Mass lesions in children and adolescents raise different diagnostic considerations than those in adults. In the pediatric population, malignancies are rare and comprised predominantly of hematolymphoid and central nervous system neoplasms. In contrast, in the adult population, cancer is common and epithelial neoplasms account for the vast majority of malignancies. Unlike in adults, small changes in age can significantly alter the differential diagnostic considerations in the pediatric population [5]. Table 1.2 lists the three most common types of malignancies in different age groups, and illustrates the changes observed with small increments of age. The types of tumors seen in a given anatomic site also vary with age. In the kidney, for example, mesoblastic nephroma is usually diagnosed in the first 3 months of life, whereas Wilms tumor is most common in children under 5 years of age, and renal cell carcinoma primarily affects adolescents. A variety of genetic syndromes are also associated with increased risk of developing certain pediatric tumors, as illustrated by the increased risk of Wilms tumor in children with Beckwith–Wiedemann, WAGR (Wilms tumor, aniridia, genitourinary malformation, and mental retardation), and Denys–Drash syndromes. Awareness of the types of tumors that arise at different ages in various anatomic locations and of the associations between genetic syndromes and certain types of tumors is important for accurate cytologic diagnosis of pediatric mass lesions.

Table 1.2 Cancer incidence by age group in children based on data from the Automated Childhood Cancer Information System ([5], adopted from ref. [2])

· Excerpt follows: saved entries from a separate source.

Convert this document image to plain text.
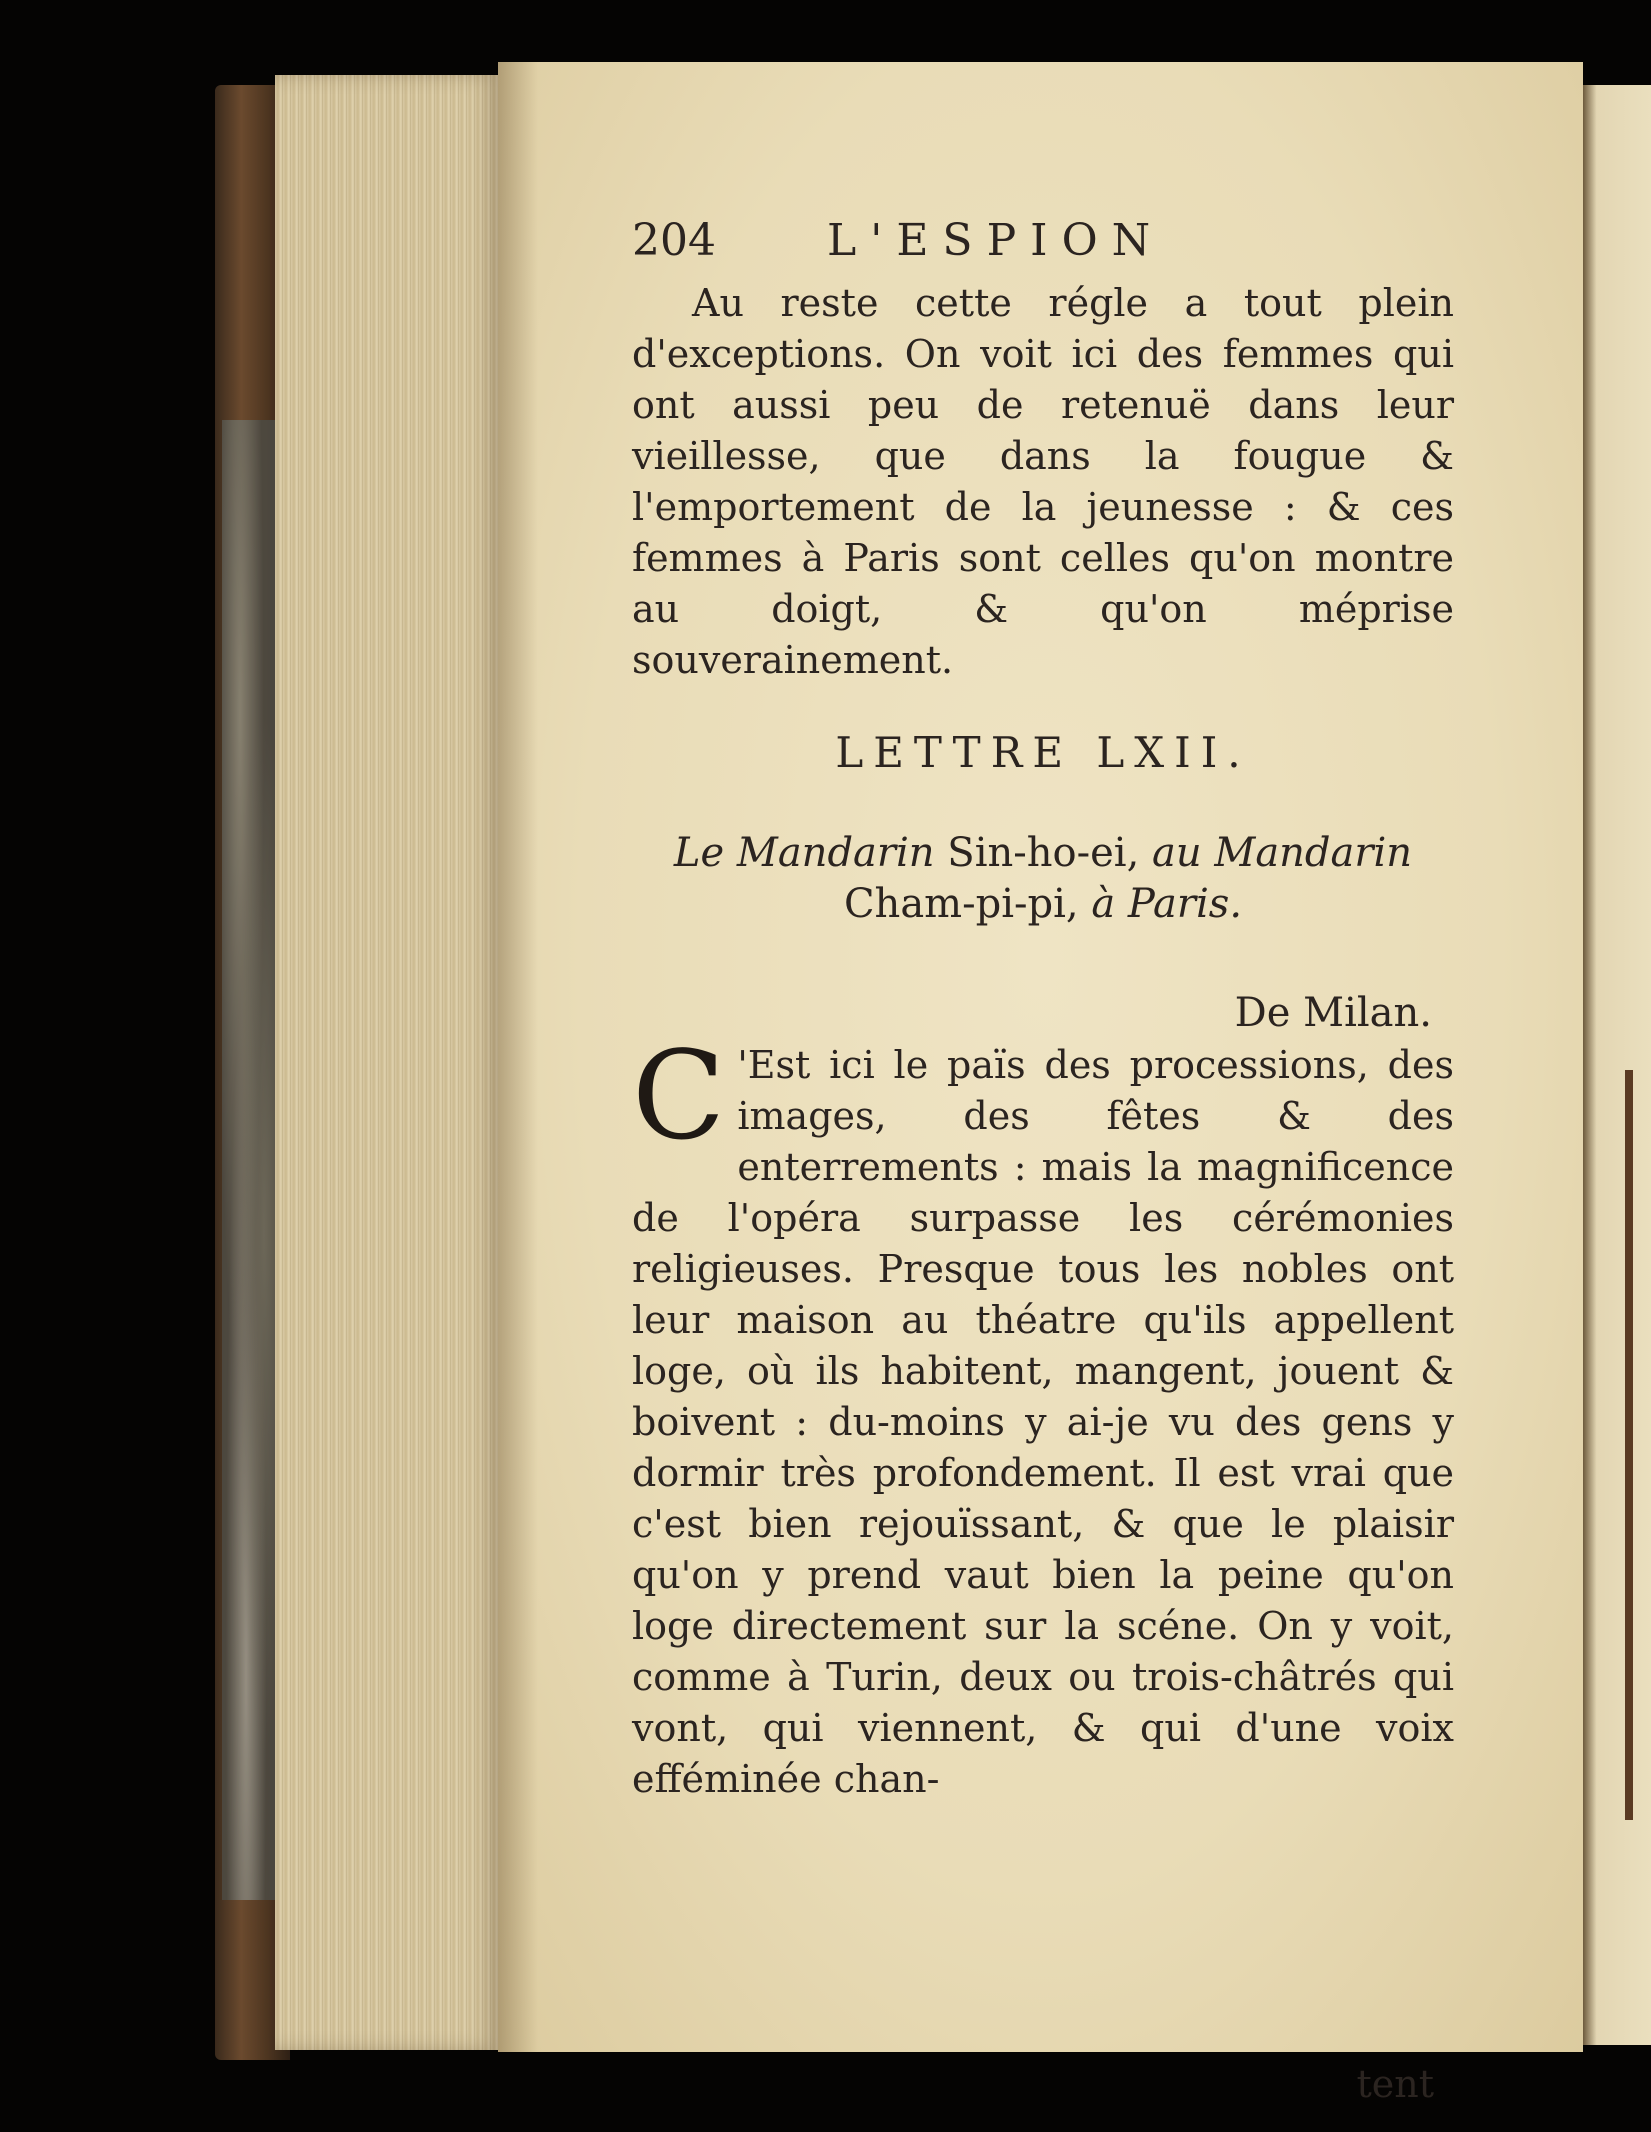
204	L'ESPION
Au reste cette régle a tout plein d'exceptions. On voit ici des femmes qui ont aussi peu de retenuë dans leur vieillesse, que dans la fougue & l'emportement de la jeunesse : & ces femmes à Paris sont celles qu'on montre au doigt, & qu'on méprise souverainement.
LETTRE LXII.
Le Mandarin Sin-ho-ei, au Mandarin
Cham-pi-pi, à Paris.
De Milan.
C 'Est ici le païs des processions, des images, des fêtes & des enterrements : mais la magnificence de l'opéra surpasse les cérémonies religieuses. Presque tous les nobles ont leur maison au théatre qu'ils appellent loge, où ils habitent, mangent, jouent & boivent : du-moins y ai-je vu des gens y dormir très profondement. Il est vrai que c'est bien rejouïssant, & que le plaisir qu'on y prend vaut bien la peine qu'on loge directement sur la scéne. On y voit, comme à Turin, deux ou trois-châtrés qui vont, qui viennent, & qui d'une voix efféminée chan-
tent
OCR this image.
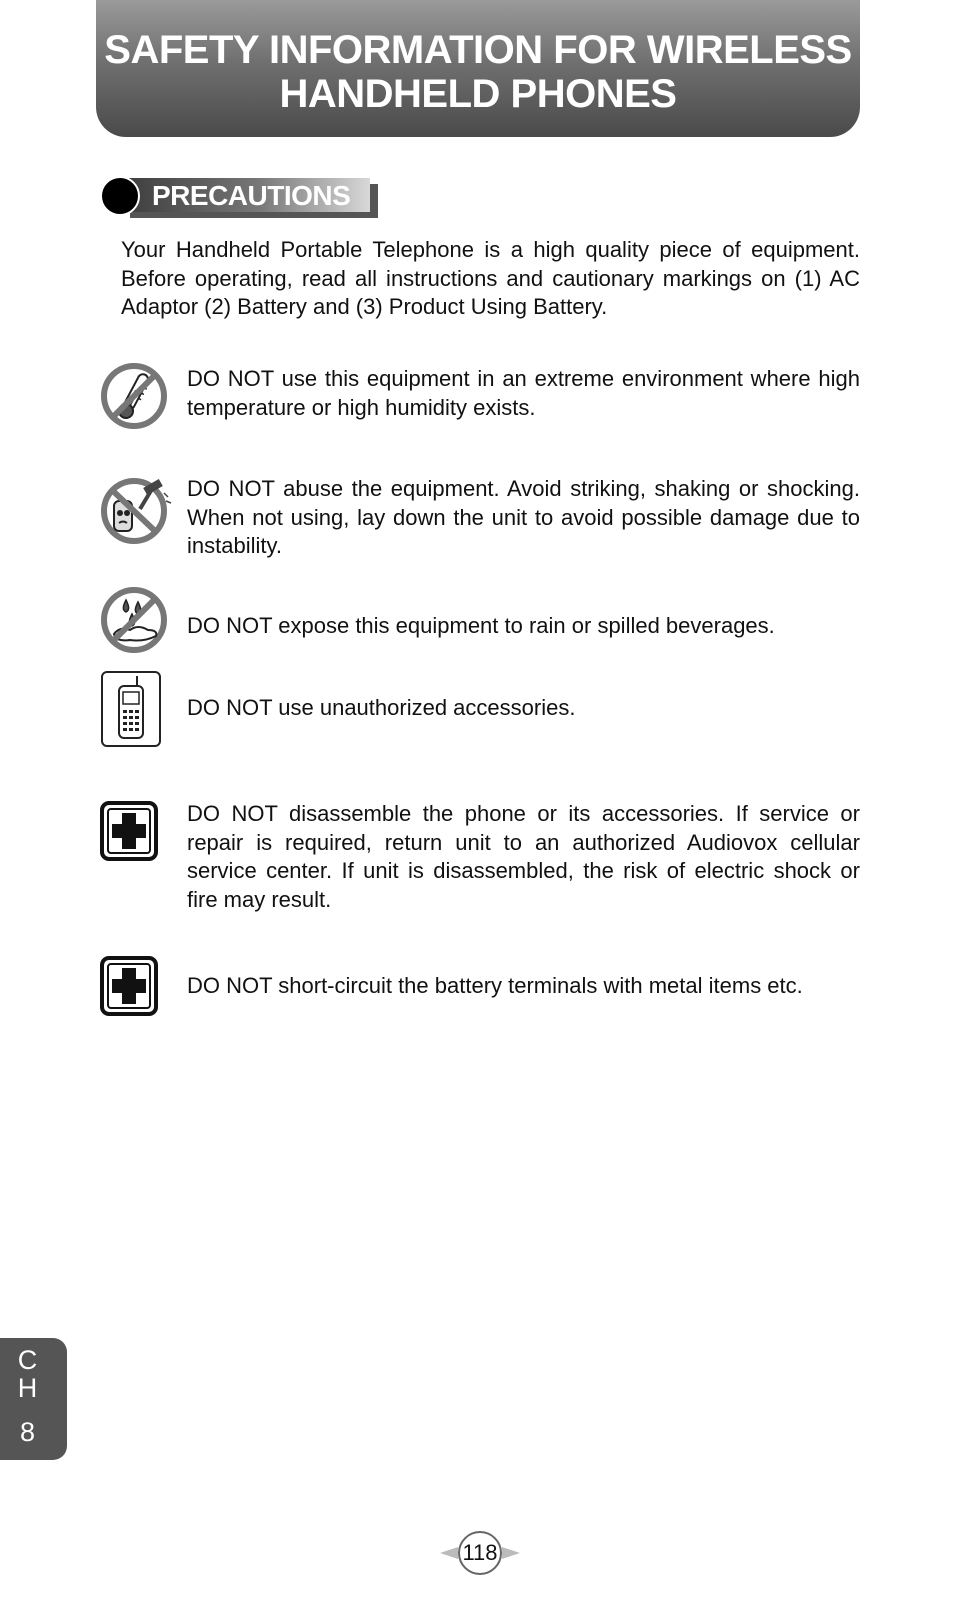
SAFETY INFORMATION FOR WIRELESS
HANDHELD PHONES
PRECAUTIONS
Your Handheld Portable Telephone is a high quality piece of equipment. Before operating, read all instructions and cautionary markings on (1) AC Adaptor (2) Battery and (3) Product Using Battery.
DO NOT use this equipment in an extreme environment where high temperature or high humidity exists.
DO NOT abuse the equipment. Avoid striking, shaking or shocking. When not using, lay down the unit to avoid possible damage due to instability.
DO NOT expose this equipment to rain or spilled beverages.
DO NOT use unauthorized accessories.
DO NOT disassemble the phone or its accessories. If service or repair is required, return unit to an authorized Audiovox cellular service center. If unit is disassembled, the risk of electric shock or fire may result.
DO NOT short-circuit the battery terminals with metal items etc.
C
H
8
118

In addition to these considerations, morphologic similarities between pediatric malignancies can pose diagnostic challenges. Many of the most common pediatric malignancies are small round blue cell tumors, while a variety of benign and malignant neoplasms have spindle cell morphology. Ancillary studies, such as immunoperoxidase stains , flow cytometry, fluorescence in situ hybridization, and/or other molecular tests, are usually required for definitive diagnosis, thereby making appropriate triage of these specimens critical. Treatments for many of these tumors vary considerably and thus, an accurate, specific diagnosis is essential. In contrast, for benign and low-grade spindle cell neoplasms for which treatment consists of surgical excision and for non-rhabdomyosarcomatous high-grade spindle cell sarcomas for which chemotherapy is the same, it may be sufficient to exclude certain entities and provide a narrowed differential diagnosis.

1.4 Conclusion

This book will provide a practical reference for pathologists evaluating cytologic specimens from pediatric patients. It is organized in an organ-based manner to address the spectrum of lesions seen in this population, and highlights important ancillary studies and differential diagnostic considerations.